A pack of howling protesters, seeking to block U.S. Sen. Orrin Hatch, R-Utah, from getting on an elevator this week were outraged — outraged! — when he told one shrieking participant to grow up. He was wasting his breath; she won’t.

“That hand motion alone makes me want to kick his teeth in,” wrote one woman who viewed the confrontation on Twitter. Another suggested he should be raped in prison. Nice, from women who seemingly oppose rape and violence. Others suggested Hatch himself is a rapist, or an enabler.

Sen. Joe Manchin, D-West Virginia, was stopped by a woman outside an elevator who asked, “How is it you’re not listening to us?” He was listening, he said, but thinking it over.
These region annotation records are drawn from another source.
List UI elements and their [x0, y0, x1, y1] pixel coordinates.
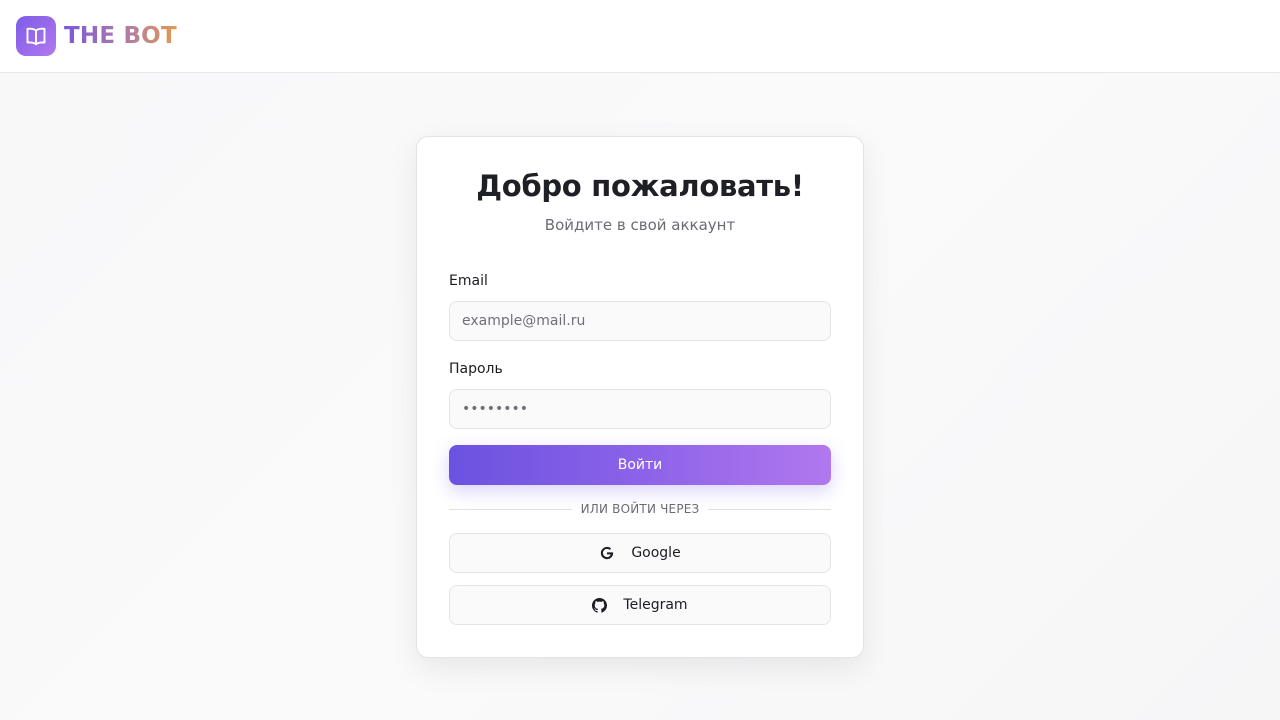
book-open-icon [16, 16, 56, 56]
email-label: Email [449, 273, 488, 289]
telegram-login-label: Telegram [623, 597, 688, 613]
password-field[interactable] [449, 389, 831, 429]
telegram-login-button[interactable]: Telegram [449, 585, 831, 625]
divider-text: ИЛИ ВОЙТИ ЧЕРЕЗ [580, 502, 700, 516]
github-icon [592, 597, 608, 613]
page-title: Добро пожаловать! [476, 169, 804, 203]
divider: ИЛИ ВОЙТИ ЧЕРЕЗ [449, 501, 832, 517]
brand-name: THE BOT [64, 23, 177, 49]
page-subtitle: Войдите в свой аккаунт [544, 216, 736, 234]
divider-line-left [449, 508, 572, 510]
brand-logo[interactable]: THE BOT [16, 16, 177, 56]
google-login-button[interactable]: Google [449, 533, 831, 573]
password-label: Пароль [449, 361, 503, 377]
divider-line-right [708, 508, 832, 510]
login-button[interactable]: Войти [449, 445, 831, 485]
google-icon [599, 545, 615, 561]
google-login-label: Google [631, 545, 681, 561]
top-header: THE BOT [0, 0, 1280, 73]
login-card: Добро пожаловать! Войдите в свой аккаунт… [416, 136, 864, 658]
email-field[interactable] [449, 301, 831, 341]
Perhaps she confused “listening to us” with “agreeing with us.” Lawmakers have a duty to listen, but not necessarily to agree. They owe us their good judgment, not their vote. Ask Edmund Burke, if you can revive him.

Mostly, protesters seemed unable to accept that Christine Blasey Ford, who testified that a drunken Kavanaugh at 17 had attacked and groped her at a teen party, has no corroboration for her account, which bears holes. While she testified credibly, she pointed to four witnesses, one a close friend — none of whom could verify or recollect the incidents she testified about.

Far less credible accusations by two other women, one a Yale classmate of Kavanaugh’s and the other a metro D.C. woman with no apparent link to Kavanaugh, also included accounts that fizzled for lack of verification. Yet the protesters persist in calling them “survivors.” Of what? Not Kavanaugh.

The blame doesn’t lie entirely with a population gone mad. It rests at least in part on elected senators and representatives who flouted Senate rules and laws, who urged the distressed to physically confront opposing lawmakers. Let’s all take a breath.

No matter the Kavanaugh nomination outcome, this country must move forward. We can agree, as Cornyn said, a lot of women have suffered from bad behavior by men. None of those men were necessarily Kavanaugh, who ought not be a punching bag for anybody’s cause.